Retired Army Major General John Ferrari pointed out that another “danger” lurked for the defense budget. Ferrari stated: “I think there’s a hidden danger in the defense budget that we really have to talk about going forward and now and that’s inflation. Inflation is the hidden danger that will eat the defense budget. Recently, the I savings bond, the inflation index savings bond, is now yielding 3.5%. If that’s in anticipation of inflation of 3.5% the Department is in a lot of trouble.”

“I was surprised the most by how the Navy and the administration walked away from what at the end of the Trump administration was a big rollout of the 500-ship autonomous Navy,” Ferrari added.

USNI noted, “The Fiscal Year 2022 shipbuilding request is seeking $22.6 billion, a 3 percent drop from Fiscal Year’s 2021 shipbuilding total.”

“The Air Force is cutting 201 aircraft, including 42 A-10 Thunderbolt II attack aircraft, 48 F-15C/D Eagle strike fighters and 47 F-16 Falcons for $1.37 billion,” USNI pointed out.

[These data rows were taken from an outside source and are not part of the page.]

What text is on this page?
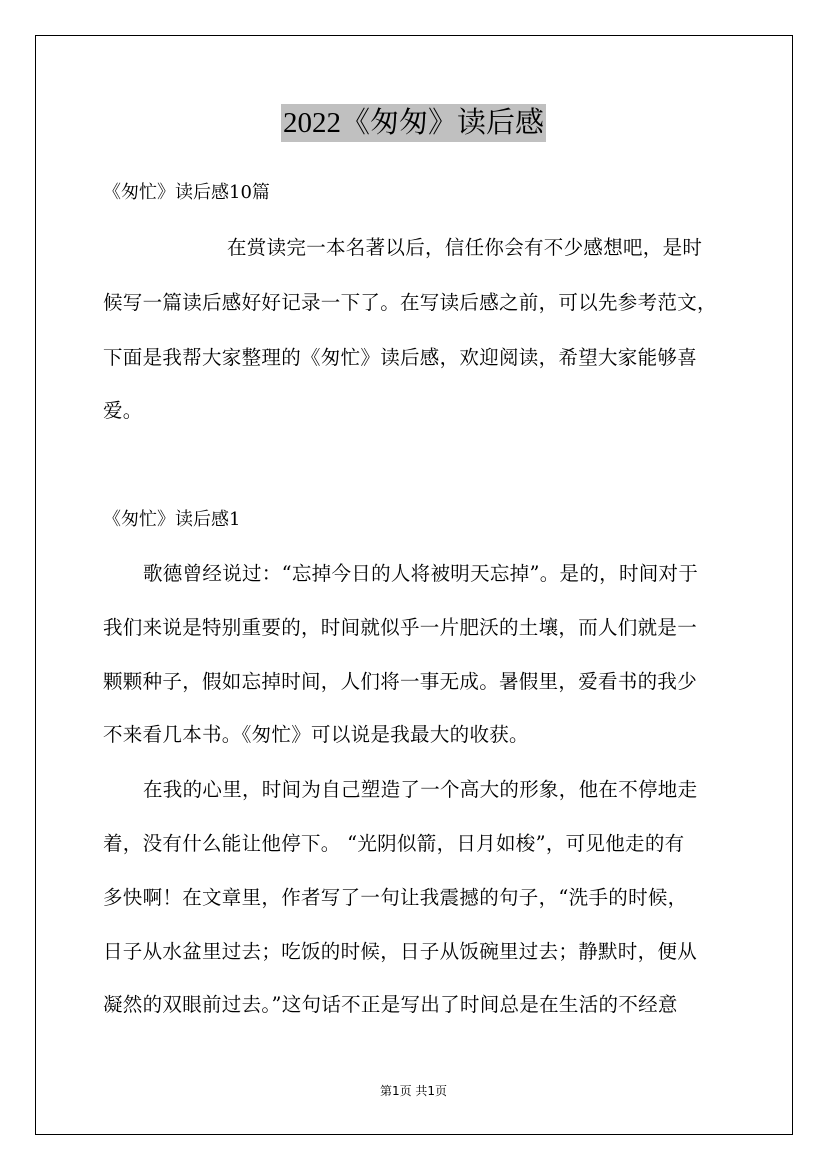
2022《匆匆》读后感
《匆忙》读后感10篇
在赏读完一本名著以后，信任你会有不少感想吧，是时
候写一篇读后感好好记录一下了。在写读后感之前，可以先参考范文，
下面是我帮大家整理的《匆忙》读后感，欢迎阅读，希望大家能够喜
爱。
《匆忙》读后感1
歌德曾经说过：“忘掉今日的人将被明天忘掉”。是的，时间对于
我们来说是特别重要的，时间就似乎一片肥沃的土壤，而人们就是一
颗颗种子，假如忘掉时间，人们将一事无成。暑假里，爱看书的我少
不来看几本书。《匆忙》可以说是我最大的收获。
在我的心里，时间为自己塑造了一个高大的形象，他在不停地走
着，没有什么能让他停下。 “光阴似箭，日月如梭”，可见他走的有
多快啊！在文章里，作者写了一句让我震撼的句子，“洗手的时候，
日子从水盆里过去；吃饭的时候，日子从饭碗里过去；静默时，便从
凝然的双眼前过去。”这句话不正是写出了时间总是在生活的不经意
第1页 共1页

McCusker and Ferrari have stated in a paper titled, “Defense Budget Lessons”:

The new Pentagon leadership should be aware of and guard against two previous failed approaches to budget reductions: seeing the world as we want to be, not how it is (i.e. the “peace dividend”), and forcing a choice between capacity and capability (I.e. the “drawdown”).  The first failed approach is to mischaracterize the near-term threat, enabling apparently riskless decisions to cut current readiness. We know this approach, previously called a peace dividend, creates only cognitive dissonance between strategy and budget. Russia, the Middle East, North Korea and an aggressive China will not sit by while we assume away near-term risk.

This article has been corrected to note Ferrari retired as a major general.